Revealing the synergistic effects of sequential and simultaneous dual beam irradiations in tungsten via in-situ TEM

Elucidating the synergistic effects of different energetic beams on the radiation response of nuclear materials is critical for developing an improved methodology for their evaluation when exposed to extreme environments. This article describes in-situ sequential (He implantation followed by Kr irradiation and vice-versa) and simultaneous (heavy ion Kr irradiation and He implantation) dual beam irradiations performed on tungsten at 1223 K. Dislocation loop density, average area, and total loop damage as a function of irradiation history and dose/fluence are quantified. The loop Burgers vectors and cavity damage (cavity density, size and total change in volume) are also determined at the final maximum dose for each condition. The loop damage evolution was different in all cases, with the smallest loop damage observed in the simultaneous experiment. Annihilation of Kr generated dislocation loops during He implantation in the Kr + He experiment was an unanticipated observation that may be explained by the dynamic evolution of dislocation loop sink strengths and time-dependent defect fluxes. Dislocation loop raft formation, denuded zones near extended defects, and cavity damage are compared across the different conditions. The phenomena observed and discussed in this work will stimulate further experimental and computational modeling activities leading to improved fundamental understanding of the irradiation response of nuclear materials under reactor-similar environments.

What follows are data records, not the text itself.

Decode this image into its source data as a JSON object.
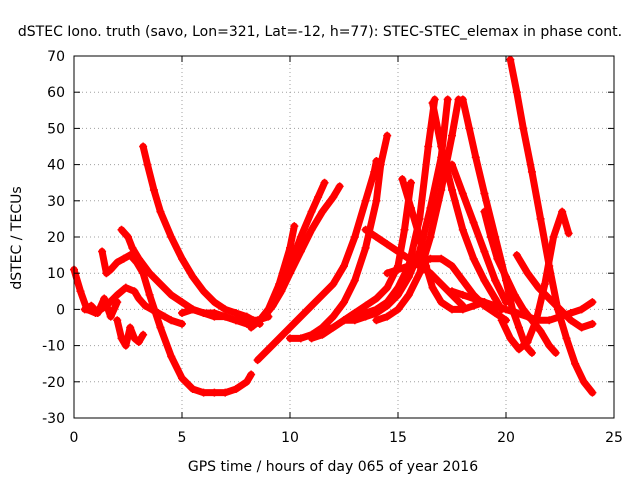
{
  "chart_data": {
    "type": "scatter",
    "title": "dSTEC Iono. truth (savo, Lon=321, Lat=-12, h=77): STEC-STEC_elemax in phase cont.",
    "xlabel": "GPS time / hours of day 065 of year 2016",
    "ylabel": "dSTEC  / TECUs",
    "xlim": [
      0,
      25
    ],
    "ylim": [
      -30,
      70
    ],
    "xticks": [
      0,
      5,
      10,
      15,
      20,
      25
    ],
    "yticks": [
      -30,
      -20,
      -10,
      0,
      10,
      20,
      30,
      40,
      50,
      60,
      70
    ],
    "grid": true,
    "marker": "plus",
    "color": "#ff0000",
    "series": [
      {
        "x": [
          0.0,
          0.3,
          0.6,
          1.0,
          1.5,
          2.0,
          2.4,
          2.8,
          3.0,
          3.3,
          3.6,
          3.9,
          4.2,
          4.5,
          5.0
        ],
        "y": [
          11,
          5,
          0,
          -1,
          1,
          4,
          6,
          5,
          3,
          1,
          0,
          -1,
          -2,
          -3,
          -4
        ]
      },
      {
        "x": [
          2.2,
          2.5,
          2.7,
          3.0,
          3.5,
          4.0,
          4.5,
          5.0,
          5.5,
          6.0,
          6.5,
          7.0,
          7.5,
          8.0,
          8.5,
          9.0
        ],
        "y": [
          22,
          20,
          17,
          14,
          10,
          7,
          4,
          2,
          0,
          -1,
          -2,
          -2,
          -3,
          -3,
          -3,
          -2
        ]
      },
      {
        "x": [
          3.2,
          3.4,
          3.7,
          4.0,
          4.5,
          5.0,
          5.5,
          6.0,
          6.5,
          7.0,
          7.5,
          8.0,
          8.3,
          8.6
        ],
        "y": [
          45,
          40,
          33,
          27,
          20,
          14,
          9,
          5,
          2,
          0,
          -1,
          -2,
          -3,
          -4
        ]
      },
      {
        "x": [
          1.3,
          1.5,
          1.7,
          2.0,
          2.3,
          2.6,
          2.9,
          3.2,
          3.5,
          4.0,
          4.5,
          5.0,
          5.5,
          6.0,
          6.5,
          7.0,
          7.5,
          8.0,
          8.2
        ],
        "y": [
          16,
          10,
          11,
          13,
          14,
          15,
          13,
          10,
          4,
          -5,
          -13,
          -19,
          -22,
          -23,
          -23,
          -23,
          -22,
          -20,
          -18
        ]
      },
      {
        "x": [
          2.0,
          2.2,
          2.4,
          2.6,
          2.8,
          3.0,
          3.2
        ],
        "y": [
          -3,
          -8,
          -10,
          -5,
          -8,
          -9,
          -7
        ]
      },
      {
        "x": [
          0.5,
          0.8,
          1.1,
          1.4,
          1.7,
          2.0
        ],
        "y": [
          0,
          1,
          -1,
          3,
          -2,
          2
        ]
      },
      {
        "x": [
          5.0,
          5.5,
          6.0,
          6.5,
          7.0,
          7.5,
          8.0,
          8.3,
          8.6,
          9.0,
          9.5,
          10.0,
          10.2
        ],
        "y": [
          -1,
          0,
          -1,
          -1,
          -2,
          -3,
          -4,
          -4,
          -3,
          0,
          7,
          17,
          23
        ]
      },
      {
        "x": [
          8.2,
          8.6,
          9.0,
          9.5,
          10.0,
          10.5,
          11.0,
          11.3,
          11.6
        ],
        "y": [
          -5,
          -3,
          0,
          5,
          12,
          20,
          27,
          31,
          35
        ]
      },
      {
        "x": [
          8.4,
          8.8,
          9.2,
          9.6,
          10.0,
          10.5,
          11.0,
          11.5,
          12.0,
          12.3
        ],
        "y": [
          -4,
          -2,
          1,
          5,
          10,
          16,
          22,
          27,
          31,
          34
        ]
      },
      {
        "x": [
          8.5,
          9.0,
          9.5,
          10.0,
          10.5,
          11.0,
          11.5,
          12.0,
          12.5,
          13.0,
          13.5,
          13.9,
          14.0
        ],
        "y": [
          -14,
          -11,
          -8,
          -5,
          -2,
          1,
          4,
          7,
          12,
          20,
          30,
          38,
          41
        ]
      },
      {
        "x": [
          10.0,
          10.5,
          11.0,
          11.5,
          12.0,
          12.5,
          13.0,
          13.5,
          14.0,
          14.2,
          14.5
        ],
        "y": [
          -8,
          -8,
          -7,
          -5,
          -2,
          2,
          8,
          17,
          30,
          40,
          48
        ]
      },
      {
        "x": [
          11.0,
          11.5,
          12.0,
          12.5,
          13.0,
          13.5,
          14.0,
          14.5,
          15.0,
          15.3,
          15.6
        ],
        "y": [
          -8,
          -7,
          -5,
          -3,
          -1,
          1,
          3,
          6,
          12,
          22,
          35
        ]
      },
      {
        "x": [
          11.5,
          12.0,
          12.5,
          13.0,
          13.5,
          14.0,
          14.5,
          15.0,
          15.5,
          16.0,
          16.4,
          16.7
        ],
        "y": [
          -6,
          -5,
          -3,
          -1,
          -1,
          0,
          2,
          6,
          12,
          25,
          45,
          58
        ]
      },
      {
        "x": [
          12.5,
          13.0,
          13.5,
          14.0,
          14.5,
          15.0,
          15.5,
          16.0,
          16.5,
          17.0,
          17.3
        ],
        "y": [
          -3,
          -3,
          -2,
          -1,
          1,
          4,
          9,
          16,
          28,
          42,
          58
        ]
      },
      {
        "x": [
          14.0,
          14.5,
          15.0,
          15.5,
          16.0,
          16.5,
          17.0,
          17.5,
          17.8
        ],
        "y": [
          -3,
          -2,
          0,
          4,
          10,
          20,
          33,
          48,
          58
        ]
      },
      {
        "x": [
          13.5,
          14.0,
          14.5,
          15.0,
          15.5,
          16.0,
          16.5,
          17.0,
          17.5,
          18.0
        ],
        "y": [
          22,
          20,
          18,
          16,
          14,
          12,
          10,
          7,
          4,
          1
        ]
      },
      {
        "x": [
          14.5,
          15.0,
          15.5,
          16.0,
          16.5,
          17.0,
          17.5,
          18.0,
          18.5,
          19.0,
          19.5,
          20.0
        ],
        "y": [
          10,
          11,
          12,
          13,
          14,
          14,
          12,
          8,
          4,
          1,
          -1,
          -3
        ]
      },
      {
        "x": [
          15.2,
          15.6,
          16.0,
          16.3,
          16.6,
          17.0,
          17.5,
          18.0,
          18.5,
          19.0,
          19.5
        ],
        "y": [
          36,
          28,
          20,
          12,
          6,
          2,
          0,
          0,
          1,
          2,
          0
        ]
      },
      {
        "x": [
          16.6,
          17.0,
          17.5,
          18.0,
          18.5,
          19.0,
          19.5,
          19.8
        ],
        "y": [
          57,
          45,
          33,
          22,
          14,
          8,
          3,
          0
        ]
      },
      {
        "x": [
          17.5,
          18.0,
          18.5,
          19.0,
          19.5,
          20.0
        ],
        "y": [
          40,
          32,
          24,
          16,
          8,
          2
        ]
      },
      {
        "x": [
          18.0,
          18.3,
          18.6,
          19.0,
          19.5,
          20.0,
          20.3,
          20.6,
          20.9,
          21.2
        ],
        "y": [
          58,
          50,
          42,
          32,
          20,
          8,
          0,
          -5,
          -10,
          -12
        ]
      },
      {
        "x": [
          19.0,
          19.3,
          19.6,
          20.0,
          20.4,
          20.8,
          21.2,
          21.6,
          22.0,
          22.3
        ],
        "y": [
          27,
          20,
          14,
          9,
          4,
          0,
          -3,
          -6,
          -10,
          -12
        ]
      },
      {
        "x": [
          20.2,
          20.5,
          20.8,
          21.2,
          21.6,
          22.0,
          22.4,
          22.8,
          23.2,
          23.6,
          24.0
        ],
        "y": [
          69,
          60,
          50,
          38,
          25,
          12,
          0,
          -8,
          -15,
          -20,
          -23
        ]
      },
      {
        "x": [
          19.8,
          20.2,
          20.6,
          21.0,
          21.4,
          21.8,
          22.2,
          22.6,
          22.9
        ],
        "y": [
          -3,
          -8,
          -11,
          -9,
          -3,
          7,
          20,
          27,
          21
        ]
      },
      {
        "x": [
          17.5,
          18.0,
          18.5,
          19.0,
          19.5,
          20.0,
          20.5,
          21.0,
          21.5,
          22.0,
          22.5,
          23.0,
          23.5,
          24.0
        ],
        "y": [
          5,
          4,
          3,
          2,
          1,
          0,
          -1,
          -2,
          -3,
          -3,
          -2,
          -1,
          0,
          2
        ]
      },
      {
        "x": [
          20.5,
          21.0,
          21.5,
          22.0,
          22.5,
          23.0,
          23.5,
          24.0
        ],
        "y": [
          15,
          10,
          6,
          3,
          0,
          -3,
          -5,
          -4
        ]
      }
    ]
  }
}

Dislocation loop damage evolution in tungsten exposed to sequential (low energy He then heavy ion Kr and heavy ion Kr then low energy He) and simultaneous (He & Kr) dual beam irradiations at 1223 K. [Display omitted] •Sequential and simultaneous dual beam irradiations have been performed in-situ on fine grained tungsten at high temperature.•Loop damage is quantified as a function of dose or fluence and cavity damage is quantified at the end dose.•Synergistic effects between sequential and simultaneous beams are revealed.•Damage evolution is different in all cases.